ATG WORLD Marketing analysis for May 22

    On Friday (May 22) in Asian markets, the US dollar index remained basically stable at around 99.45. Spot gold rebounded slightly. It is now reported at around US $ 1728 per ounce. The price of gold plunged more than US $ 20 on Thursday. From a technical perspective The outlook for the gold price outlook may not be optimistic. In terms of news, the Bank of Japan announced the latest interest rate resolution. The central bank announced that the interest rate will remain unchanged. After the resolution was released, the dollar / yen fell by about 20 points in the short term. In terms of the global epidemic situation, the cumulative number of newly diagnosed cases of new coronary pneumonia has exceeded 5.19 million cases, and the cumulative number of confirmed cases in the United States has exceeded 1.62 million.

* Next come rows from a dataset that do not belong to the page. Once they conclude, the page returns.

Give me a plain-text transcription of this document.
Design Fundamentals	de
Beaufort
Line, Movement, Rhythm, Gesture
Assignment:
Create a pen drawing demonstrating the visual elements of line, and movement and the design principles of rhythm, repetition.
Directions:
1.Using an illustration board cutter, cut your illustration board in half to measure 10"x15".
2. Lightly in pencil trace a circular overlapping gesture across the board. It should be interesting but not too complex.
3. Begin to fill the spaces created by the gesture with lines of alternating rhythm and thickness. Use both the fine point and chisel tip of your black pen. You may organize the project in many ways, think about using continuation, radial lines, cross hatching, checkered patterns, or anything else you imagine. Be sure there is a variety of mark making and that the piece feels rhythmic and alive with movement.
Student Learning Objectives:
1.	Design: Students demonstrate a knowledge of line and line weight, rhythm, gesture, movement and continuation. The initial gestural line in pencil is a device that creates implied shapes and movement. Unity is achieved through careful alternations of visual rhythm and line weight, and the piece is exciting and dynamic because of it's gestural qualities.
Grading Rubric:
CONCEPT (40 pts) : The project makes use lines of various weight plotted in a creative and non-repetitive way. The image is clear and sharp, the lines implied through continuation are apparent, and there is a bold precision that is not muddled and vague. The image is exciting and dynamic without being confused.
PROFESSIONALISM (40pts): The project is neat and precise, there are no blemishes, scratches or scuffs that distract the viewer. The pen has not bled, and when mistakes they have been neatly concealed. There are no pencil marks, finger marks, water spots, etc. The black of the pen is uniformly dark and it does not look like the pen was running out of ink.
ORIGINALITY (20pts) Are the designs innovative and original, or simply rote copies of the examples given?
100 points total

    The analysis of the main currency pairs and the trend of gold and crude oil is for reference only!

    EUR / USD

    Yesterday, Europe and the United States pressured to above 1.1000 as expected, and then under pressure to repair, fell back to around 1.0940, the daily line closed a negative line. According to the structure of the daily and hourly charts, the intra-day market may require further repairs and adjustments. The focus is on the 1.0900-0880 support belt test below, and the 1.0960 short pressure above.

    GBP / USD

    Pound United States basically oscillated around 1.2200 yesterday. The daily line received a small Yinxing line. The short-term market side structure makes it difficult to identify the direction. Therefore, Pound United States temporarily chose to wait and see.

    USD / JPY

    The U.S. and Japan sideways fluctuated in a narrow range, and the short-term direction was unclear.


    Yesterday, gold continued its shock retracement around 1730, and then rebounded. However, the pressure measurement of the 1740 line was once again blocked and repaired, and the decline in the evening increased. The lower part once pierced around 1720 to 1717, and the market stopped in the middle of the night. It rebounded, but the kinetic energy was stretched, and the daily line finally closed a Yin line.

    On the daily structure, yesterday the Yin line broke through the 5-day moving average, and there was a piercing action on the 10-day line. The technical adjustment is still acceptable. Under the influence of this Yin line, the short-term market may be extended to a certain extent. The bottom of the day continues to focus on the 10th line 1726/25 contention, considering that the overnight market has punctured the 10th line, and the key support of the previous 1720 is also punctured, so in the short term, the market may be further down to 20. The possibility of finding support near the daily line. Above, you need to pay attention to the 5-day pressure test. As long as the market fails to return to the 5-day line, the short-term market may continue to be repaired. However, there is currently a large variable risk in the overall structure of the daily level, because 1720 is the breakthrough point of the previous triangle shock, and it is also a 5-week moving average support level. If the market today returns below this level, the previous triangle breaks through The end may be declared, and adjustment pressure at the weekly level will increase. And if it does not return below 1720 today, the market is oscillating in the area of the daily average, which is also unfavorable for the short-term market, the direction is unclear, and the difficulty of operation will increase, so be careful during the day.


    Oil prices plummeted, there was overbought phenomenon, the actual demand in the global economic market was overestimated, and the economic recovery under the epidemic was slow. It is recommended to sell high and sell low, and exercise caution.